I am waiting for a new book to be delivered – it’s irritating when you have just finished your old one and you are not sure if you should hang on one more day for the postman or if you should start something else and then find the book you want to read arriving the next day. So many problems I know when you just want to spend some down time with a good yarn!

Well, that book still hasn’t arrived so I thought I would have a look through some old and, as yet, unread titles from my trash pile.
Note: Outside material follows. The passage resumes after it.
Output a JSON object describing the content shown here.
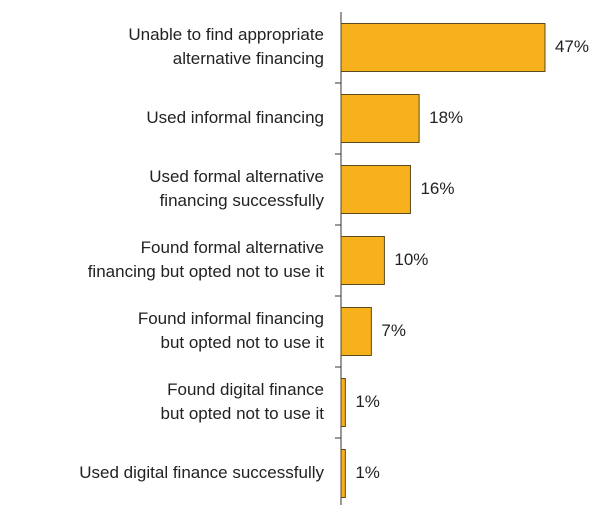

I don’t think even Lorraine Peterson’s Anybody Can Be Cool can left me into that elite circle and if the guy on the cover is anything to go by, I think I would rather stay as I am. Awesome is tempting though….hmm…I wonder.

Now this is promising if you aren’t squeamish…

…handy in an emergency perhaps but I wouldn’t advice putting it in your back pocket if you are going down the pub. It’s not really very likely that I would put a sign on my front door advertising this even if I did learn how to do it.

The next book could be taken the wrong way if you were seen reading it on the bus too.

I wonder how quickly that mind power works – it would be embarrassing if you could get your breasts to grow enormous in seconds….supposing you used too much mind power, could you use a little less and reduce them a bit? Could you use mind power to increase the size of other people’s breasts too? Only wondering. Actually I don’t want to have big breasts, honestly.

Maybe I should read this one…

I know a few pets and a load of people I wouldn’t mind building one of these for – I’d be tempted to go around with a tape measure just in case.

It would be a handy read too if the next book didn’t work.

A horse coffin would be something you would have to build to I suspect but this might be even less useful than the gynecology book as I don’t have a horse – actually I don’t have even a hint of an inkling for either.

now this one is a non-starter….well it’s obvious isn’t it….

….just get out of the way or, better still, don’t ever go out in a little boat.

The next book is out of the question too – it is just disgusting…..yuck….just imagine!

I assume the next one is action-packed porn….

The cover guy doesn’t look like much of a double penetrator. The two people behind him don’t look too thrilled by the idea either. Maybe it’s the moustache that’s putting them off.

Now if it has to be porn, the next one might be a better read….

If the innocent young woman on the cover, the one with the plunging neckline and no knickers, is looking for a husband who isn’t just after a good time, then maybe she should move her knee away from his crotch. I blame it all on her mother of course…just look at the way she’s smoking that cigarette –  the slut.

I think I will choose White Trash though because I want to find out about the mother and there is only one book left on my pile.  I sure ain’t going to read this:

Hang on a minute, is that the postman?